ST. PETERSBURG, Fla. -- For the three years he's been in the big leagues, the Texas Rangers have been trying to persuade Neftali Feliz to use more breaking balls like the one that froze Alex Rodriguez for the final out in last year's American League Championship Series.
Feliz, as you would expect, had been reluctant because his fastball is so good -- and he's had success with it.
On Monday night, Feliz recorded the game's biggest out with a slider.

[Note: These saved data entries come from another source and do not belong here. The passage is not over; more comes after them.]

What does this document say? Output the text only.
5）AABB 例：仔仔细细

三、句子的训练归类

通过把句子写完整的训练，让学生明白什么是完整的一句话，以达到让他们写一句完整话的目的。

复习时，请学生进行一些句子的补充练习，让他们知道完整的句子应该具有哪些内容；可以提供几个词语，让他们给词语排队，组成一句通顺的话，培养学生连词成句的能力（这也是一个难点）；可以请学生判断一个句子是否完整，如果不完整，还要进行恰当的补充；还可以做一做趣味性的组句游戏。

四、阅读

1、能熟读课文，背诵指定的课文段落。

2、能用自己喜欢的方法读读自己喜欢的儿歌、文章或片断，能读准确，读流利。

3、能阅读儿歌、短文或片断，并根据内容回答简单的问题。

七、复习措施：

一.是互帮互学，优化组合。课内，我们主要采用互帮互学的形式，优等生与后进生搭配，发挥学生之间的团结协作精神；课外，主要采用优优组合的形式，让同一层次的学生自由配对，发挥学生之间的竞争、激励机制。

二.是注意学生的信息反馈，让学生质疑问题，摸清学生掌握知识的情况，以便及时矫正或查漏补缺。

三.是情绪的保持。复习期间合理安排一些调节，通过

No way that would have happened a few months ago. He wouldn't have trusted himself. Or the pitch.
Now, he does.
The result: a four-out save and control of the AL Division Series after the Rangers slipped past the Tampa Bay Rays 4-3 in a taut affair that left both managers mentally whipped.
The Rangers own a 2-1 series lead because all the work Feliz did throughout the season to improve his slider gives Mike Napoli the confidence to call it in any situation.
"Hitters in this league can time a freight train," Rangers pitching coach Mike Maddux said. "We urge all of our pitchers to use all of their pitches. The more you use it, the more you use it and trust it."
That certainly was evident in the eighth inning, when Feliz entered the game with two outs and runners on first and second after a disastrous outing by Mike Adams.
All you need to know is Adams gave up a leadoff homer to Desmond Jennings that trimmed the lead to 4-3 before walking three consecutive batters. Adams had not walked three batters in a game since 2005, a span of 244 appearances.
Twice this season -- once in April and once in July -- the Rangers asked Feliz to record a four-out save. Once he succeed and once he failed.
Three other times, he pitched more than one inning. In the playoffs, pitch counts and appearance trends become irrelevant because players do whatever the team needs.
Feliz started Ben Zobrist with consecutive 81 mph sliders to get ahead in the count 0-2.
Then he threw three consecutive fastballs -- two clocked at 100 mph -- as Zobrist worked the count full. A wild pitch moved runners to second and third, putting the go-ahead run in scoring position.
Feliz refused to panic. Zobrist, fooled by yet another slider, struck out on a checked swing.
"When you're throwing that hard, hitters have to cheat to get [the bat] there on time," Rays manager Joe Maddon said. "You have no choice. And if you are able to throw this other pitch -- even if they're not strikes -- it's hard for Zobrist to lay off those pitches.
"So that's one of those moments, man. He has to make a mistake, and you have to be ready for it."
Feliz entered the majors with a 100 mph fastball that blows hitters away with its natural movement. It's the reason he saved 42 of 46 games in his first two regular seasons with 110 strikeouts, 26 walks and a 2.42 ERA in 100 1/3 innings.
He wasn't nearly as effective earlier this season, in part because he refused to trust his off-speed pitches whether he was throwing a slider, a curveball or a changeup.
All Feliz wanted to do was fire fastballs at hitters. Even the worst big league hitters can turn on a fastball, if they're not worried about anything else.
Feliz walked 30 and struck out 54 in 62 1/3 innings this season, but in August and September he looked a lot more like the pitcher who dominated in his first two seasons.
He struck out 27 and walked 10 in 23 2/3 innings.
After the eighth inning Monday, Feliz already had proved he was willing to throw his slider with conviction, forcing Tampa Bay's hitters to respect it.
So Feliz relied on his fastball in the ninth inning.
Kelly Shoppach, the hero of Game 1 with a pair of homers, couldn't handle it and grounded into a game-ending double play.
The maturation of Feliz continues.
Jean-Jacques Taylor is a columnist for ESPNDallas.com.